People tend to group together on-line with those who think like them, talk like
them, laugh at the same jokes, get the same references, use the same shorthand…
and it all tends towards precisely the narrowing of vision, the narrowing of
human knowledge and breadth of experience that GKC describes here.
Some would object here, I suppose, that I
am a fine one to talk, as I after all joined a Catholic religious community 25
years ago and have in consequence lived my life among people who share the same
beliefs and essential world view as myself. These are people who have never
been to Madonna House.
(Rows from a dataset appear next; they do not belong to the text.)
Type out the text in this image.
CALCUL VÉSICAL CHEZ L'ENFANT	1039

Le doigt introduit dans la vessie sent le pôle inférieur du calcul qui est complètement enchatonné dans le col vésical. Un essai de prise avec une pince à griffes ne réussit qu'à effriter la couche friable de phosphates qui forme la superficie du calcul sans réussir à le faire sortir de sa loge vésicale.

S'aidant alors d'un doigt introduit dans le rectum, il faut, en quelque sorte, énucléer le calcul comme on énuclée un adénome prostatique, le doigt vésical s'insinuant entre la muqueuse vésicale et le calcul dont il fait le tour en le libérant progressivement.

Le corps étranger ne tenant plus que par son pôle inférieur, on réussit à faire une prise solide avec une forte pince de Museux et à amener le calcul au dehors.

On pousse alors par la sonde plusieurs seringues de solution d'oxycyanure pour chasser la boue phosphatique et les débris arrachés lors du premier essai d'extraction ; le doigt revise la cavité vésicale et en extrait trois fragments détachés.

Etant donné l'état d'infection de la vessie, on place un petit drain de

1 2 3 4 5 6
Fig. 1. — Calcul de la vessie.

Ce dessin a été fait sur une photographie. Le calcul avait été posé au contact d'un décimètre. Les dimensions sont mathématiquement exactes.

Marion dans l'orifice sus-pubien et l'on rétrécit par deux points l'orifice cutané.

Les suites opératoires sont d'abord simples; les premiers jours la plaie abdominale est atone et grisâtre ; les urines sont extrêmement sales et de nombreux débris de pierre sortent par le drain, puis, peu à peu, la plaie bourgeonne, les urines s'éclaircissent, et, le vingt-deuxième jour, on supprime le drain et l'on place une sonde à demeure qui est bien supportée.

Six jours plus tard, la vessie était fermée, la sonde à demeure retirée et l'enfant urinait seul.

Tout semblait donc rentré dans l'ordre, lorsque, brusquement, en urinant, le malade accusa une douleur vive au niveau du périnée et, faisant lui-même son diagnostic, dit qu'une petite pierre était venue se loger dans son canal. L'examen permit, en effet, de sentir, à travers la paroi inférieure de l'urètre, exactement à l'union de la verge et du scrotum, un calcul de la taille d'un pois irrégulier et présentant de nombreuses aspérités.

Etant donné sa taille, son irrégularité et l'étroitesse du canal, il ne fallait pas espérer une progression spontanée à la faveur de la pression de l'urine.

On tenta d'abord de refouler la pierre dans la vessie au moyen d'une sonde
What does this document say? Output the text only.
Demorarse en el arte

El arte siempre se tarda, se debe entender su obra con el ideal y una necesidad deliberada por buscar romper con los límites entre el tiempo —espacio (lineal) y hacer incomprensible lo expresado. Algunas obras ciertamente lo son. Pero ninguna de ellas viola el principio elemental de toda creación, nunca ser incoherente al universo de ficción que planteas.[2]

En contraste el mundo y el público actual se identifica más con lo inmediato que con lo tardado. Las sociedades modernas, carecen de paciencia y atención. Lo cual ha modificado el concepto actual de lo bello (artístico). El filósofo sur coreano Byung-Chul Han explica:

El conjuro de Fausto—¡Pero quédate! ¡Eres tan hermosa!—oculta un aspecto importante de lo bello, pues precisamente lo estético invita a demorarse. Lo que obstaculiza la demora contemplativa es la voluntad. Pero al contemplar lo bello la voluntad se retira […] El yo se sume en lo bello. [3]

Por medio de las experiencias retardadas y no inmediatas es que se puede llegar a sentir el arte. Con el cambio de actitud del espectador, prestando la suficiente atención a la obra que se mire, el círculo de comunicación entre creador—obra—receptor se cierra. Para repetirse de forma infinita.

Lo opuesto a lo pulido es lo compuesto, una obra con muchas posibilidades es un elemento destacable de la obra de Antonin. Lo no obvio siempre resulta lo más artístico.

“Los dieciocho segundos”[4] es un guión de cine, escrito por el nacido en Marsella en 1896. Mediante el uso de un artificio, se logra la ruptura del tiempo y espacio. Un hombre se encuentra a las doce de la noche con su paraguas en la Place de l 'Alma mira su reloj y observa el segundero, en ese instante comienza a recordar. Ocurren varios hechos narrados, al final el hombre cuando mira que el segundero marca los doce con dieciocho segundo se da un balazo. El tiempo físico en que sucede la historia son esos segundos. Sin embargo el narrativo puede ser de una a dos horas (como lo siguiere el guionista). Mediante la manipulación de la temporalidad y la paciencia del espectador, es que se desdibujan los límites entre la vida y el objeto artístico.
We may all be Catholics, and indeed we do have the same
religious beliefs… but that’s about it, ‘having things in common-wise’!
Without getting into inappropriate
on-line sharing (I always assure my MH brothers and sisters that just because
I’ve decided to put myself on-line by blogging, they haven’t, and I respect
their privacy, and so don’t tend to blog about MH too much), we are just about
the most diverse and wildly divergent group of people, and a good deal of our
community life is well described as the ‘experience of the bitter and bracing
human compromises’ that is the lot of all who bind themselves to a small community
like a family or a village.
The fact is, it is the constant
struggle and effort to understand, relate to, and get along with the people who
happen to be in the immediate vicinity that challenges and broadens a person,
far more than flying around into various digital cliques and clubs where
everyone either thinks just like you, or if they don’t and you get offended, a
click of the mouse whisks you away.
You can’t click the mouse to get rid of
your snarky next door neighbor, your obtuse cousin, your infuriatingly narrow minded
brother, or your fussy foolish niece. You have to just deal with them, as
they are dealing with you, and there is nothing more salutary and wholesome
than to have to do just that together. Alas, more and more nowadays the smart
phones come out, everyone retreats back to the digital cliques, and the rich possibilities
of growth and tempering recede from us. It’s a serious problem, and will have
serious consequences if it is not recognized and addressed, as some of us have tried to do.